Now, make the radio the brain, and the soul the music. Essentially the brain is a transmitter for the soul. It translates the soul in a way like a radio translates a station’s signal. If the radio has a few bad wires, the music might come through full of static and deformities. It won’t be pure. If the brain isn’t healthy, that’s going to affect the personality and the behaviors of the person. Maybe when a person is suffering through some sort of mental disorder due to “crossed wires” or brain damage, their soul is simply full of “static.”

All of the chemicals and their balances and imbalances that affect our moods- maybe the brain is auto-tuning the soul.
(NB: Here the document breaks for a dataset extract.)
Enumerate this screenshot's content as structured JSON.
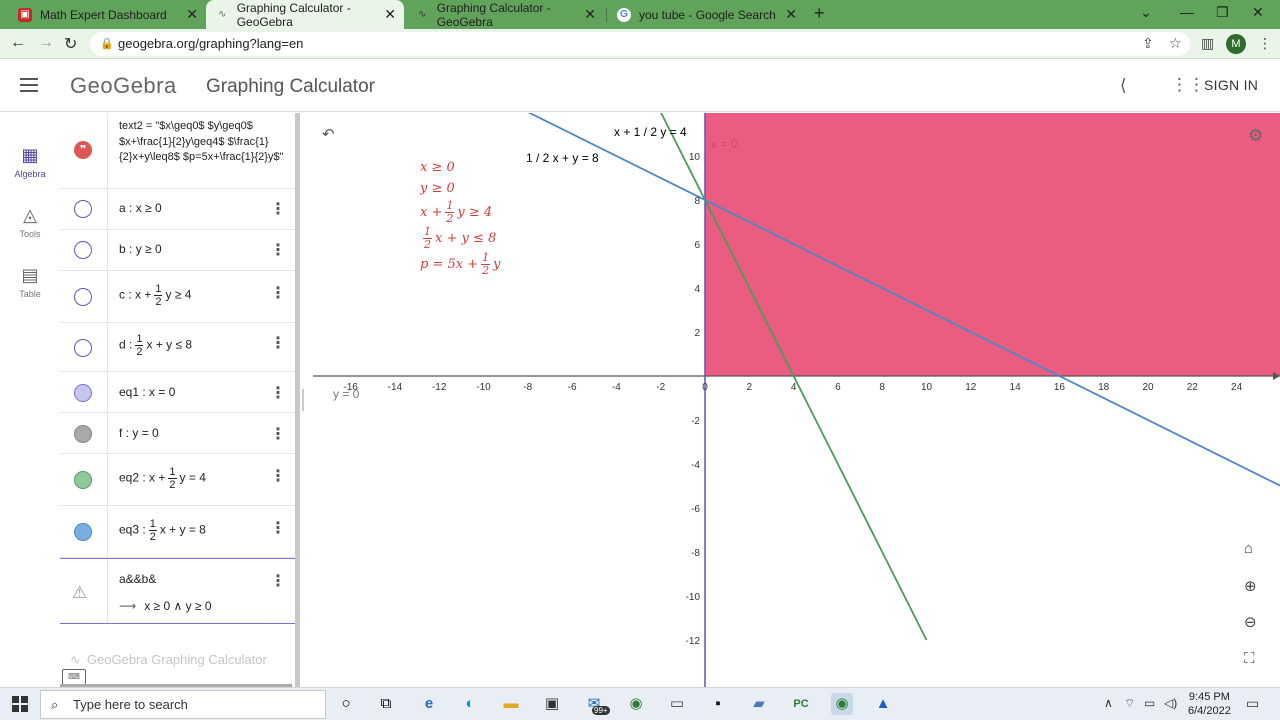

Who we purely are is filtered through the translation from the brain.

I love this idea, but, of course, as any scientific mind would argue, where’s the evidence?

But that’s not the point here. Science has me approaching the concept of the soul in ways that my religious education never did.

I love Teilhard de Chardin‘s saying, “We are spiritual beings having a human experience.”

These two concepts go hand-in-hand. My soul could be transmitted by an elephant’s brain, a penguin’s or a cat’s. So, not only does science have me thinking about the soul, but it connects each member of our world’s vast biodiversity to one another in a way that religion does not (although, reincarnation certainly comes close).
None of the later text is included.